Neuralink continue d’avancer — à son rythme, et avec une communication bien huilée. La société d’Elon Musk affirme désormais compter 21 participants dans ses essais cliniques internationaux. En septembre dernier, ils étaient 12 à avoir reçu « The Link », l’implant développé par l’entreprise pour permettre à des personnes paralysées de contrôler des outils numériques par la pensée.
La production de masse est-elle réaliste ?
Sur le papier, l’objectif est de redonner de l’autonomie à des patients atteints de lésions de la moelle épinière, de sclérose latérale amyotrophique (SLA) ou d’autres troubles neurologiques sévères. Concrètement, l’implant est un petit disque d’environ 23 mm de diamètre et 8 mm d’épaisseur ; il capte l’activité neuronale et la traduit en commandes numériques. Le cerveau envoie un signal, l’ordinateur exécute l’ordre. Jouer, écrire, naviguer… sans bouger un doigt.
Neuralink met largement en avant les expériences de ses « Neuralnauts », comme l’entreprise appelle ses participants. Noland Arbaugh, premier patient implanté, explique qu’il peut jouer à des jeux vidéo, naviguer sur internet, poster sur les réseaux sociaux ou déplacer le curseur d’un ordinateur simplement par la pensée. À l’entendre, le système serait parfois « plus rapide que la conscience » : le curseur arriverait à destination avant même qu’il ne réalise explicitement son intention.
D’autres exemples sont tout aussi spectaculaires.

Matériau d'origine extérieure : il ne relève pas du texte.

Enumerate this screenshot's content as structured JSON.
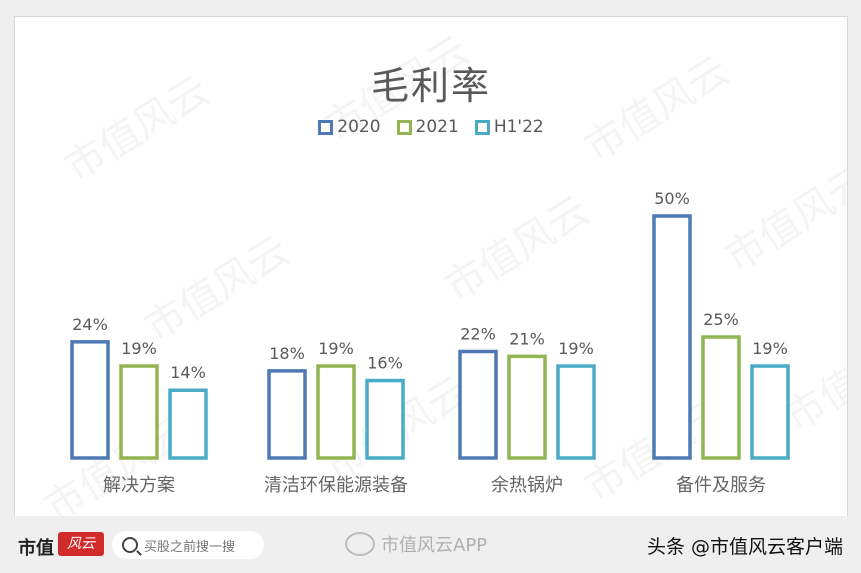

Nick, paralysé depuis plusieurs années, a pu manipuler un bras robotisé et accomplir des gestes simples comme boire ou se gratter. Il décrit une sensation troublante : ne plus penser en termes de directions (« haut », « bas »), mais simplement en termes d’action (« je tiens une tasse »).
Au-delà des démonstrations, l’entreprise évoque aussi des indicateurs techniques, comme le taux de transfert d’information, comparable selon elle à celui d’une souris d’ordinateur utilisée par une personne valide. Certains participants auraient même dépassé cette moyenne. Ces avancées sont réelles, mais elles sont encore très encadrées.
Fin 2025, Elon Musk a annoncé vouloir passer à une production « à haut volume » d’interfaces cerveau-ordinateur. Il s’agit d’accélérer la procédure chirurgicale, de l’automatiser davantage et de faire en sorte qu’elle soit moins invasive et ce, dès cette année. On connait les promesses du milliardaire, et dans les faits, les experts du secteur tempèrent. « Haut volume » pourrait signifier, dans un premier temps, quelques centaines, voire quelques milliers d’implants par an ce qui serait déjà énorme.
La production de masse pose plusieurs questions : celle de la capacité industrielle évidemment, mais aussi la validation des processus et le suivi médical à long terme. Sans oublier le cadre réglementaire. Après un refus initial en 2022, l’autorité sanitaire américaine (FDA) a finalement autorisé les essais humains en 2024, une fois certaines préoccupations de sécurité levées. Neuralink assure n’avoir enregistré aucun événement indésirable grave lié au dispositif à ce stade.